Left, the Open-Air Machine, serviced by an industrial robot. Right, the Rotary Table Machine for automated laser marking of parts. As marking starts inside the laser safety enclosure, a part that was previously marked is unloaded and brought by a robotic arm to the following station. Then, the robot can load a new part to be marked.

Inline Laser Marking and Laser Cleaning

March 26, 2019
Part-to-part traceability via permanent, scannable barcodes provides data-oriented process control for automotive components manufacturers

LASERAX has developed a complete line of laser markers that enables direct part marking to help manufacturers trace every product from early production steps through to product assembly, or beyond. "Our customers will find value in these prepackaged, highly adapted inline solutions," stated Eric Bourbeau. "Dealing with only one specialized stakeholder beats having to deal with the laser manufacturer, an integrator, installers, and laser safety compliance specialists."

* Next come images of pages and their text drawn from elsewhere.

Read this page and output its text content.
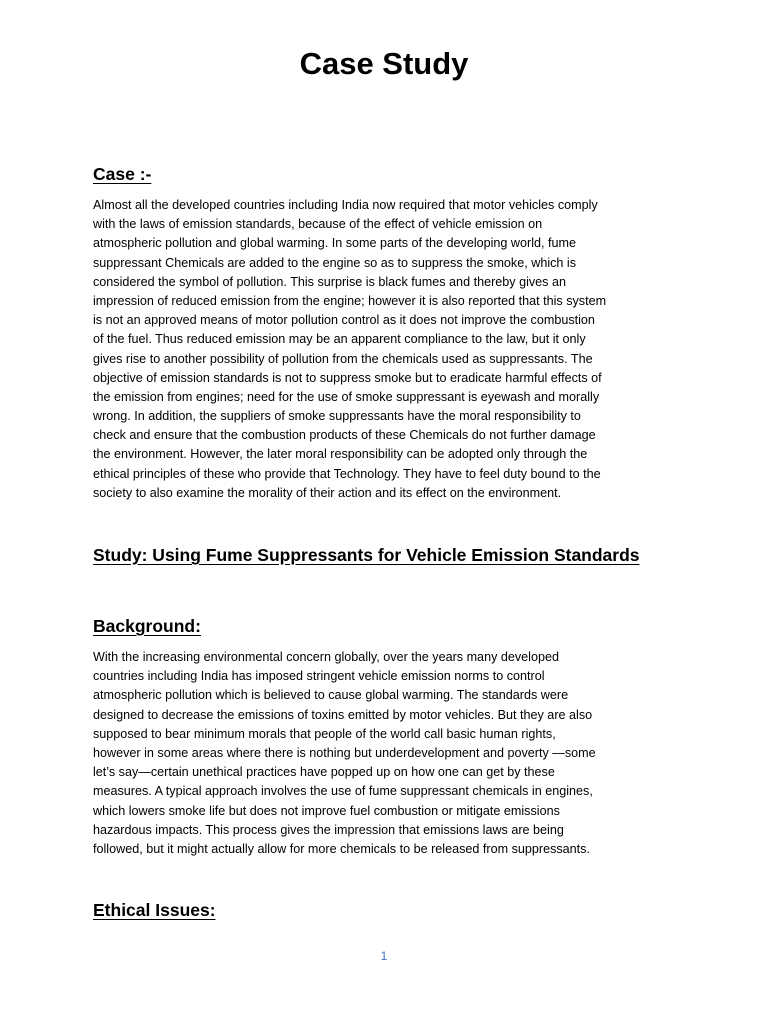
Case Study
Case :-
Almost all the developed countries including India now required that motor vehicles comply
with the laws of emission standards, because of the effect of vehicle emission on
atmospheric pollution and global warming. In some parts of the developing world, fume
suppressant Chemicals are added to the engine so as to suppress the smoke, which is
considered the symbol of pollution. This surprise is black fumes and thereby gives an
impression of reduced emission from the engine; however it is also reported that this system
is not an approved means of motor pollution control as it does not improve the combustion
of the fuel. Thus reduced emission may be an apparent compliance to the law, but it only
gives rise to another possibility of pollution from the chemicals used as suppressants. The
objective of emission standards is not to suppress smoke but to eradicate harmful effects of
the emission from engines; need for the use of smoke suppressant is eyewash and morally
wrong. In addition, the suppliers of smoke suppressants have the moral responsibility to
check and ensure that the combustion products of these Chemicals do not further damage
the environment. However, the later moral responsibility can be adopted only through the
ethical principles of these who provide that Technology. They have to feel duty bound to the
society to also examine the morality of their action and its effect on the environment.
Study: Using Fume Suppressants for Vehicle Emission Standards
Background:
With the increasing environmental concern globally, over the years many developed
countries including India has imposed stringent vehicle emission norms to control
atmospheric pollution which is believed to cause global warming. The standards were
designed to decrease the emissions of toxins emitted by motor vehicles. But they are also
supposed to bear minimum morals that people of the world call basic human rights,
however in some areas where there is nothing but underdevelopment and poverty —some
let’s say—certain unethical practices have popped up on how one can get by these
measures. A typical approach involves the use of fume suppressant chemicals in engines,
which lowers smoke life but does not improve fuel combustion or mitigate emissions
hazardous impacts. This process gives the impression that emissions laws are being
followed, but it might actually allow for more chemicals to be released from suppressants.
Ethical Issues:
1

Each of the three available laser-marking machines are effective in demanding manufacturing conditions, including foundries, diecasters, and other automotive parts operations.

The Open-Air Machine (OAM) is used in automated production cells and serviced by an industrial robot. The robot holds the part in front of the machine during the marking operation: when marking is complete, the robot can resume the production cycle.

The Rotary Table Machine (RTM) is a more advanced technology for automated laser marking of parts. Marked parts are removed from the machine’s laser safety enclosure and carried by a robot arm to the next process station. Then, the robot can load the RTM with the next part to be marked. The feeding system allows laser marking to be done "in hidden time," according to the developer.

The Rotary Table Workstation (RTW) is a manually loaded by an operator, then fully automated for the rest of the laser-marking sequence. It ensures reliable and consistent markings, and operator safety is ensured thanks to best-in-class machine design.